A la mañana siguiente se levantaron los dos del lecho real, contentos y felices, y después de haber tomado el desayuno celebraron de nuevo la boda. Y con el paso del tiempo Hans-medio-erizo reemplazó en el trono al viejo rey y heredó su reino.

Años más tarde llevó a su esposa al pueblo donde él había nacido. Naturalmente, el anciano campesino no fue capaz de identificarle.

—Soy tu hijo —‌dijo Hans-medio-erizo.

—No, qué va. Eso no puede ser —‌dijo el campesino—. Tuve un hijo, es cierto, pero era igual que un erizo, estaba lleno de púas, y hace años salió a recorrer el mundo.

Hans le dijo que ese era él, precisamente. Y contó tantos detalles de su vida que el campesino quedó al final convencido del todo. Y el anciano lloró de alegría y acompañó a su hijo de vuelta a su reino.

Tipo de cuento: ATU 441, «Hans mi Erizo».

Fuente: Esta historia se la contó a los Grimm Dorothea Viehmann.

Cuentos similares: Italo Calvino: «El rey Crin» (Cuentos populares italianos); Giovanni Fracesco Straparola: «El príncipe cerdo» (The Great Fairy Tale Tradition, ed. Jack Zipes).

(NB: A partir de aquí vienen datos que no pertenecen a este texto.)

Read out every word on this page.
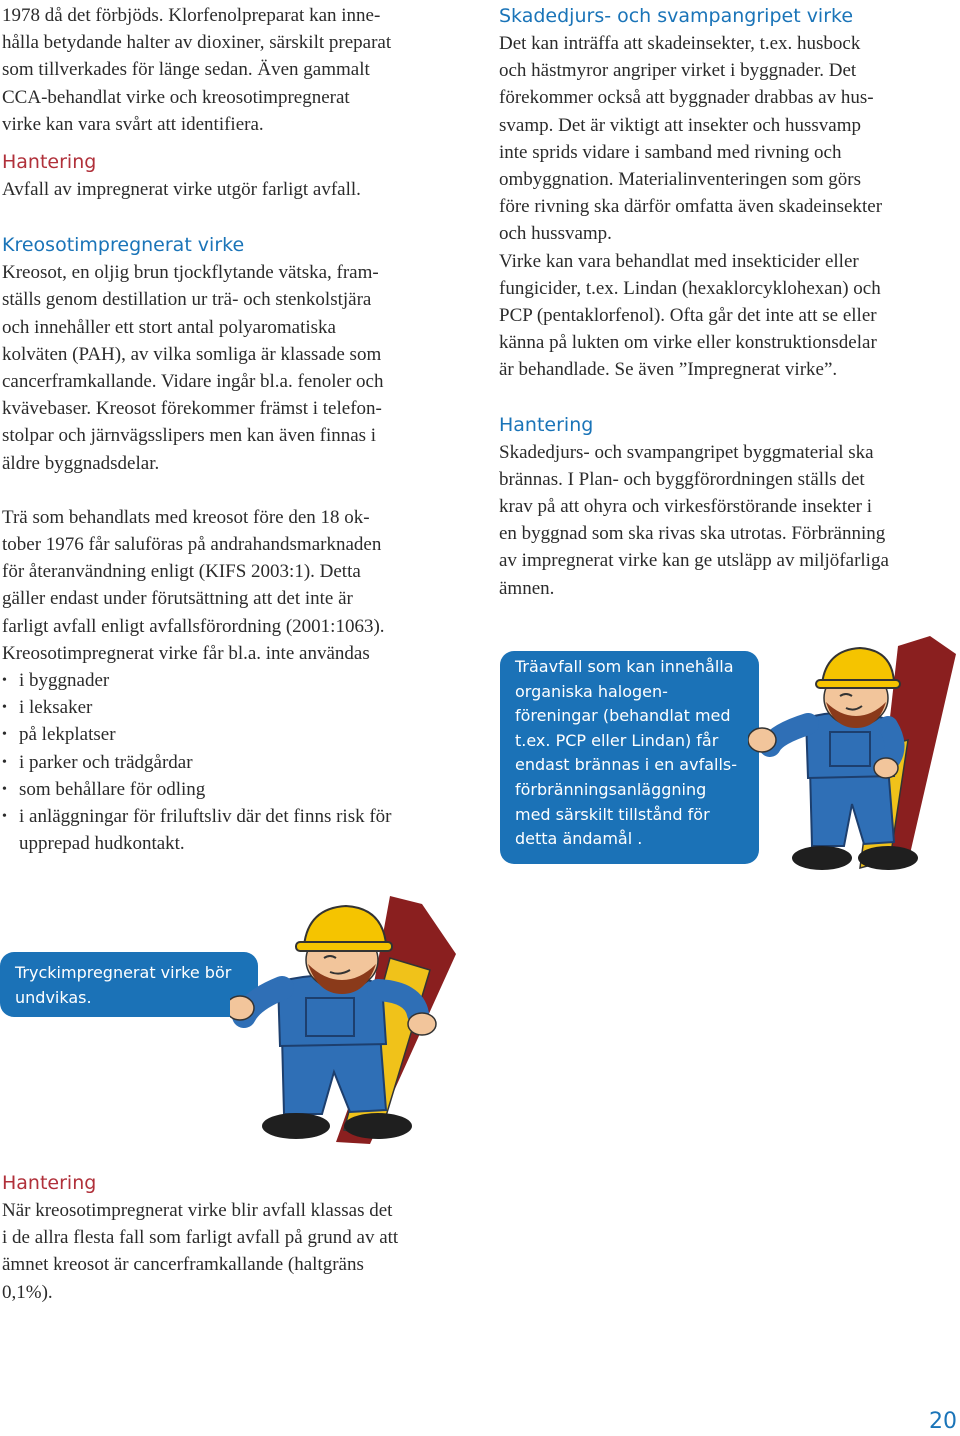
1978 då det förbjöds. Klorfenolpreparat kan inne-

hålla betydande halter av dioxiner, särskilt preparat

som tillverkades för länge sedan. Även gammalt

CCA-behandlat virke och kreosotimpregnerat

virke kan vara svårt att identifiera.

Hantering

Avfall av impregnerat virke utgör farligt avfall.

Kreosotimpregnerat virke

Kreosot, en oljig brun tjockflytande vätska, fram-

ställs genom destillation ur trä- och stenkolstjära

och innehåller ett stort antal polyaromatiska

kolväten (PAH), av vilka somliga är klassade som

cancerframkallande. Vidare ingår bl.a. fenoler och

kvävebaser. Kreosot förekommer främst i telefon-

stolpar och järnvägsslipers men kan även finnas i

äldre byggnadsdelar.

Trä som behandlats med kreosot före den 18 ok-

tober 1976 får saluföras på andrahandsmarknaden

för återanvändning enligt (KIFS 2003:1). Detta

gäller endast under förutsättning att det inte är

farligt avfall enligt avfallsförordning (2001:1063).

Kreosotimpregnerat virke får bl.a. inte användas

• i byggnader
• i leksaker
• på lekplatser
• i parker och trädgårdar
• som behållare för odling
• i anläggningar för friluftsliv där det finns risk för

upprepad hudkontakt.

Skadedjurs- och svampangripet virke

Det kan inträffa att skadeinsekter, t.ex. husbock

och hästmyror angriper virket i byggnader. Det

förekommer också att byggnader drabbas av hus-

svamp. Det är viktigt att insekter och hussvamp

inte sprids vidare i samband med rivning och

ombyggnation. Materialinventeringen som görs

före rivning ska därför omfatta även skadeinsekter

och hussvamp.

Virke kan vara behandlat med insekticider eller

fungicider, t.ex. Lindan (hexaklorcyklohexan) och

PCP (pentaklorfenol). Ofta går det inte att se eller

känna på lukten om virke eller konstruktionsdelar

är behandlade. Se även ”Impregnerat virke”.

Hantering

Skadedjurs- och svampangripet byggmaterial ska

brännas. I Plan- och byggförordningen ställs det

krav på att ohyra och virkesförstörande insekter i

en byggnad som ska rivas ska utrotas. Förbränning

av impregnerat virke kan ge utsläpp av miljöfarliga

ämnen.

Träavfall som kan innehålla
organiska halogen-
föreningar (behandlat med
t.ex. PCP eller Lindan) får
endast brännas i en avfalls-
förbränningsanläggning
med särskilt tillstånd för
detta ändamål .
Tryckimpregnerat virke bör
undvikas.
Hantering

När kreosotimpregnerat virke blir avfall klassas det

i de allra flesta fall som farligt avfall på grund av att

ämnet kreosot är cancerframkallande (haltgräns

0,1%).

20
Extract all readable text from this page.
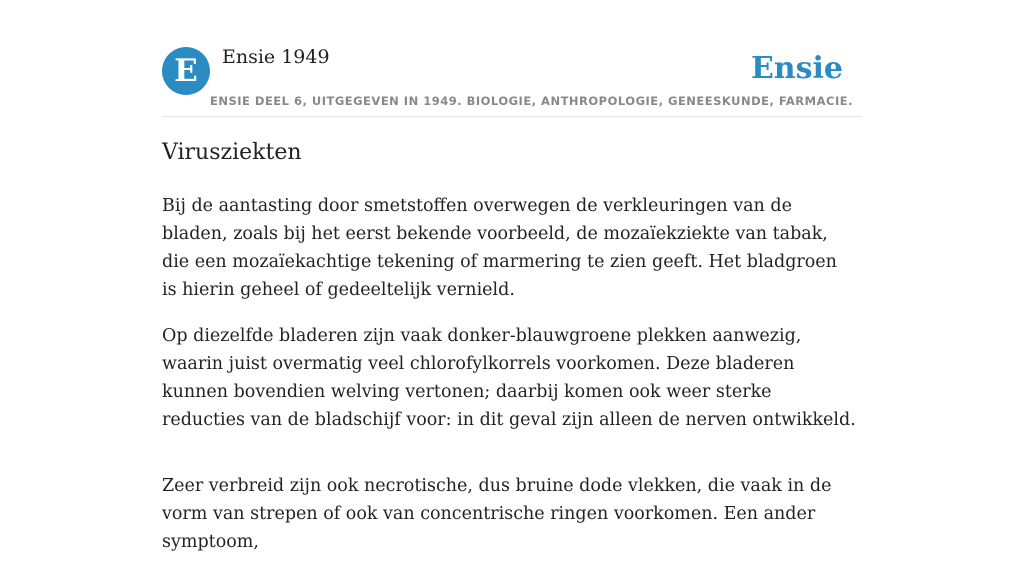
E	Ensie 1949	Ensie
ENSIE DEEL 6, UITGEGEVEN IN 1949. BIOLOGIE, ANTHROPOLOGIE, GENEESKUNDE, FARMACIE.
Virusziekten

Bij de aantasting door smetstoffen overwegen de verkleuringen van de bladen, zoals bij het eerst bekende voorbeeld, de mozaïekziekte van tabak, die een mozaïekachtige tekening of marmering te zien geeft. Het bladgroen is hierin geheel of gedeeltelijk vernield.

Op diezelfde bladeren zijn vaak donker-blauwgroene plekken aanwezig, waarin juist overmatig veel chlorofylkorrels voorkomen. Deze bladeren kunnen bovendien welving vertonen; daarbij komen ook weer sterke reducties van de bladschijf voor: in dit geval zijn alleen de nerven ontwikkeld.

Zeer verbreid zijn ook necrotische, dus bruine dode vlekken, die vaak in de vorm van strepen of ook van concentrische ringen voorkomen. Een ander symptoom,
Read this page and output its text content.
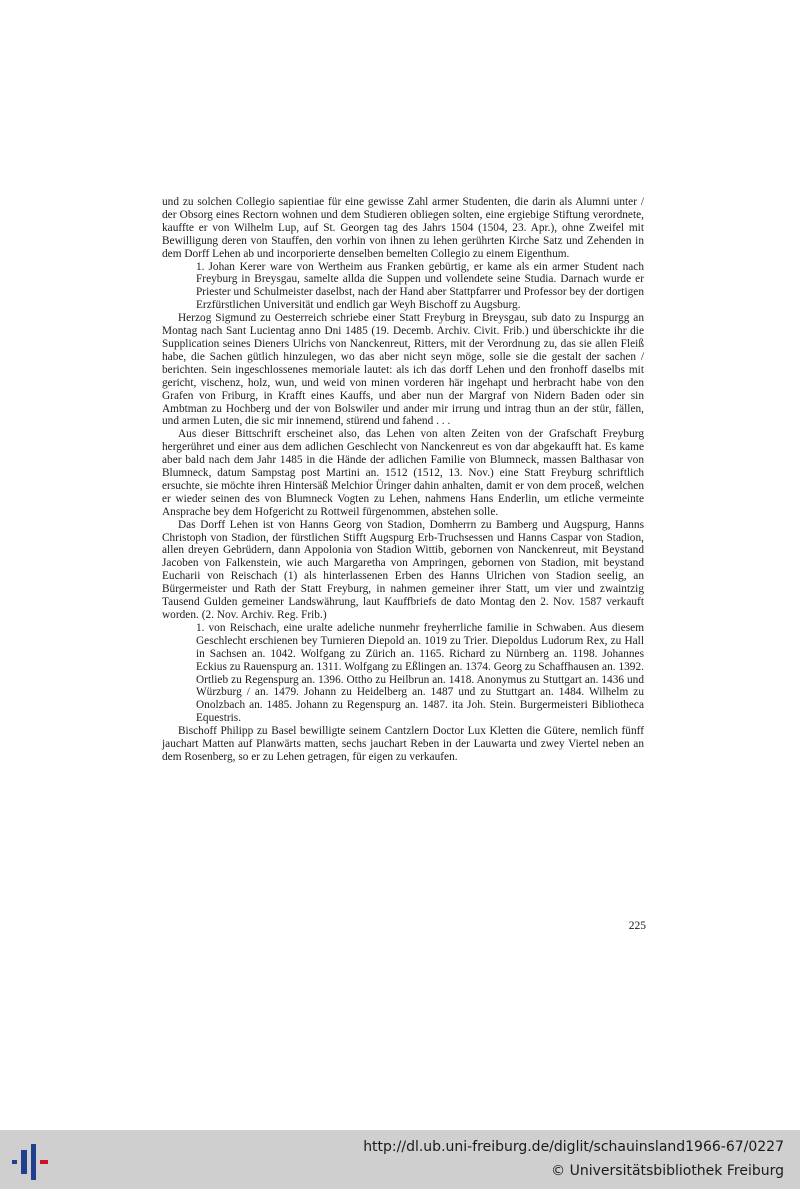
und zu solchen Collegio sapientiae für eine gewisse Zahl armer Studenten, die darin als Alumni unter / der Obsorg eines Rectorn wohnen und dem Studieren obliegen solten, eine ergiebige Stiftung verordnete, kauffte er von Wilhelm Lup, auf St. Georgen tag des Jahrs 1504 (1504, 23. Apr.), ohne Zweifel mit Bewilligung deren von Stauffen, den vorhin von ihnen zu lehen gerührten Kirche Satz und Zehenden in dem Dorff Lehen ab und incorporierte denselben bemelten Collegio zu einem Eigenthum.

1. Johan Kerer ware von Wertheim aus Franken gebürtig, er kame als ein armer Student nach Freyburg in Breysgau, samelte allda die Suppen und vollendete seine Studia. Darnach wurde er Priester und Schulmeister daselbst, nach der Hand aber Stattpfarrer und Professor bey der dortigen Erzfürstlichen Universität und endlich gar Weyh Bischoff zu Augsburg.

Herzog Sigmund zu Oesterreich schriebe einer Statt Freyburg in Breysgau, sub dato zu Inspurgg an Montag nach Sant Lucientag anno Dni 1485 (19. Decemb. Archiv. Civit. Frib.) und überschickte ihr die Supplication seines Dieners Ulrichs von Nanckenreut, Ritters, mit der Verordnung zu, das sie allen Fleiß habe, die Sachen gütlich hinzulegen, wo das aber nicht seyn möge, solle sie die gestalt der sachen / berichten. Sein ingeschlossenes memoriale lautet: als ich das dorff Lehen und den fronhoff daselbs mit gericht, vischenz, holz, wun, und weid von minen vorderen här ingehapt und herbracht habe von den Grafen von Friburg, in Krafft eines Kauffs, und aber nun der Margraf von Nidern Baden oder sin Ambtman zu Hochberg und der von Bolswiler und ander mir irrung und intrag thun an der stür, fällen, und armen Luten, die sic mir innemend, stürend und fahend . . .

Aus dieser Bittschrift erscheinet also, das Lehen von alten Zeiten von der Grafschaft Freyburg hergerühret und einer aus dem adlichen Geschlecht von Nanckenreut es von dar abgekaufft hat. Es kame aber bald nach dem Jahr 1485 in die Hände der adlichen Familie von Blumneck, massen Balthasar von Blumneck, datum Sampstag post Martini an. 1512 (1512, 13. Nov.) eine Statt Freyburg schriftlich ersuchte, sie möchte ihren Hintersäß Melchior Üringer dahin anhalten, damit er von dem proceß, welchen er wieder seinen des von Blumneck Vogten zu Lehen, nahmens Hans Enderlin, um etliche vermeinte Ansprache bey dem Hofgericht zu Rottweil fürgenommen, abstehen solle.

Das Dorff Lehen ist von Hanns Georg von Stadion, Domherrn zu Bamberg und Augspurg, Hanns Christoph von Stadion, der fürstlichen Stifft Augspurg Erb-Truchsessen und Hanns Caspar von Stadion, allen dreyen Gebrüdern, dann Appolonia von Stadion Wittib, gebornen von Nanckenreut, mit Beystand Jacoben von Falkenstein, wie auch Margaretha von Ampringen, gebornen von Stadion, mit beystand Eucharii von Reischach (1) als hinterlassenen Erben des Hanns Ulrichen von Stadion seelig, an Bürgermeister und Rath der Statt Freyburg, in nahmen gemeiner ihrer Statt, um vier und zwaintzig Tausend Gulden gemeiner Landswährung, laut Kauffbriefs de dato Montag den 2. Nov. 1587 verkauft worden. (2. Nov. Archiv. Reg. Frib.)

1. von Reischach, eine uralte adeliche nunmehr freyherrliche familie in Schwaben. Aus diesem Geschlecht erschienen bey Turnieren Diepold an. 1019 zu Trier. Diepoldus Ludorum Rex, zu Hall in Sachsen an. 1042. Wolfgang zu Zürich an. 1165. Richard zu Nürnberg an. 1198. Johannes Eckius zu Rauenspurg an. 1311. Wolfgang zu Eßlingen an. 1374. Georg zu Schaffhausen an. 1392. Ortlieb zu Regenspurg an. 1396. Ottho zu Heilbrun an. 1418. Anonymus zu Stuttgart an. 1436 und Würzburg / an. 1479. Johann zu Heidelberg an. 1487 und zu Stuttgart an. 1484. Wilhelm zu Onolzbach an. 1485. Johann zu Regenspurg an. 1487. ita Joh. Stein. Burgermeisteri Bibliotheca Equestris.

Bischoff Philipp zu Basel bewilligte seinem Cantzlern Doctor Lux Kletten die Gütere, nemlich fünff jauchart Matten auf Planwärts matten, sechs jauchart Reben in der Lauwarta und zwey Viertel neben an dem Rosenberg, so er zu Lehen getragen, für eigen zu verkaufen.

225
http://dl.ub.uni-freiburg.de/diglit/schauinsland1966-67/0227
© Universitätsbibliothek Freiburg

Este cuento es un lejano descendiente del mito de Cupido y Psyche, cosa que resulta muy evidente en las dos variantes italianas. Pero la versión de los Grimm ha adquirido un montón de detalles muy singulares, que hacen que destaque en la amplia antología que ellos recopilaron. Es la narración realizada por Dorothea Viehmann (ver la nota que sigue al cuento «La adivinanza», pág. 155), con su característica rapidez narrativa y economía de medios, la que lo hace destacar tan especialmente. Eso, y también su protagonista, tan maravillosamente absurdo, gentil, paciente y encantador, todo lo cual lo convierte sin duda en uno de los personajes más memorables de los cuentos de los hermanos Grimm.